The effect of bank interest rates on the financial performance of insurance companies in Uganda.
Abstract
The purpose of this study was to investigate the effect of Bank interest rates on financial
performance of Insurance companies in Uganda. It looked in to some of the key factors that
determine financial performance and the extent to which they influence financial performance of
insurance companies. This study was conducted using a descriptive survey design. The target
population for this study comprised the 27 respondents from Statewide Insurance Company Ltd.
This study used purposive sampling method to select the respondents. The study used
questionnaires as the tool for data collection. Data was analyzed through descriptive statistics and
results presented in frequency tables, bar graphs and pie charts.

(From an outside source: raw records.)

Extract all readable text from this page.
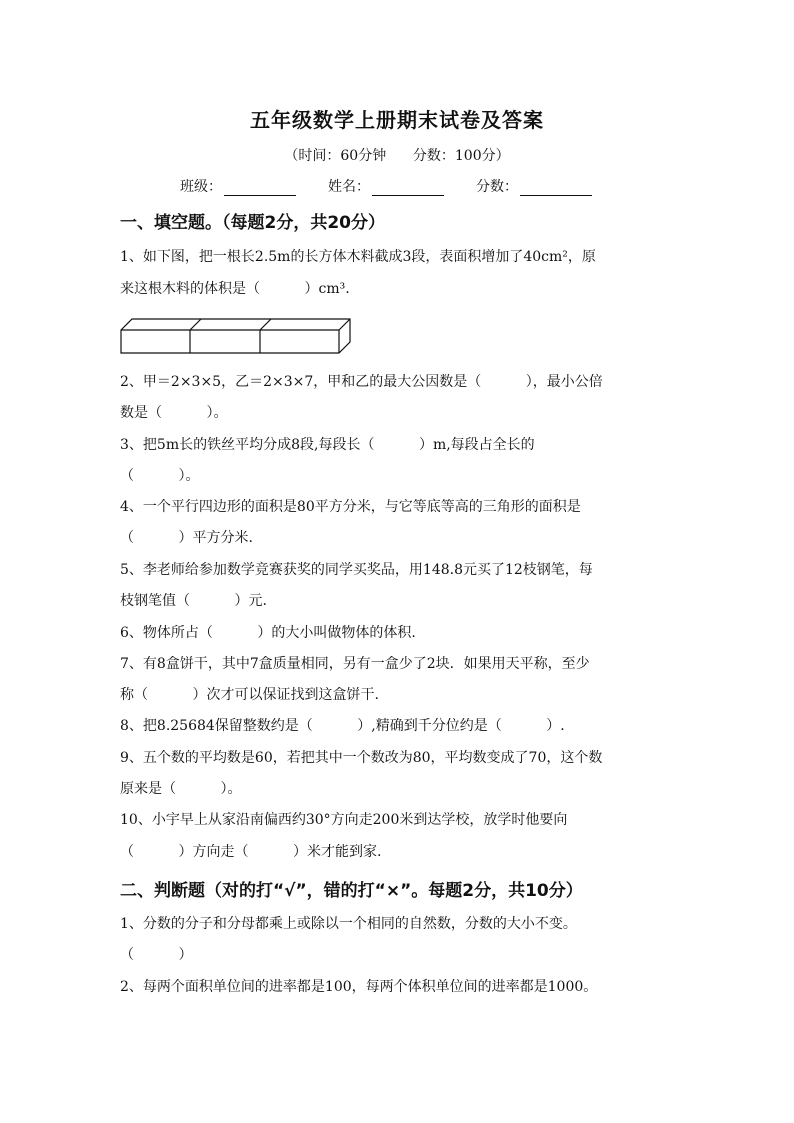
五年级数学上册期末试卷及答案
（时间：60分钟      分数：100分）
班级：	姓名：	分数：
一、填空题。（每题2分，共20分）
1、如下图，把一根长2.5m的长方体木料截成3段，表面积增加了40cm²，原
来这根木料的体积是（          ）cm³.
2、甲＝2×3×5，乙＝2×3×7，甲和乙的最大公因数是（          ），最小公倍
数是（          ）。
3、把5m长的铁丝平均分成8段,每段长（          ）m,每段占全长的
（          ）。
4、一个平行四边形的面积是80平方分米，与它等底等高的三角形的面积是
（          ）平方分米.
5、李老师给参加数学竞赛获奖的同学买奖品，用148.8元买了12枝钢笔，每
枝钢笔值（          ）元.
6、物体所占（          ）的大小叫做物体的体积.
7、有8盒饼干，其中7盒质量相同，另有一盒少了2块．如果用天平称，至少
称（          ）次才可以保证找到这盒饼干.
8、把8.25684保留整数约是（          ）,精确到千分位约是（          ）.
9、五个数的平均数是60，若把其中一个数改为80，平均数变成了70，这个数
原来是（          ）。
10、小宇早上从家沿南偏西约30°方向走200米到达学校，放学时他要向
（          ）方向走（          ）米才能到家.
二、判断题（对的打“√”，错的打“×”。每题2分，共10分）
1、分数的分子和分母都乘上或除以一个相同的自然数，分数的大小不变。
（          ）
2、每两个面积单位间的进率都是100，每两个体积单位间的进率都是1000。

The findings of the study showed that fluctuations in bank interest rates affect the financial
performance of insurance companies both ways. This is because it affects the rate of borrowing as
well as the rate of return on investments. Return on assets, Liquidity and Return on equity as an
indicator of financial performance enables insurance companies to invest in viable ventures while
avoiding the too risky ones. The findings revealed thata change in bank interest rates affects the
liquidity, ROE and Asset levels of Statewide Insurance Company Ltd, hence bank interest rates
has greater influence in the determination of liquidity, ROE and Asset levels of Statewide
Insurance Company Ltd. The relationship between bank interest rates and liquidity, ROE and
Asset levels was also found to be linear with increase in interest rates leading to higher liquidity,
ROE and Asset levels.
Finally it was recommended that insurers should invest in financial analysts so that they can gauge
when interest rates can work in their favour to increase their income.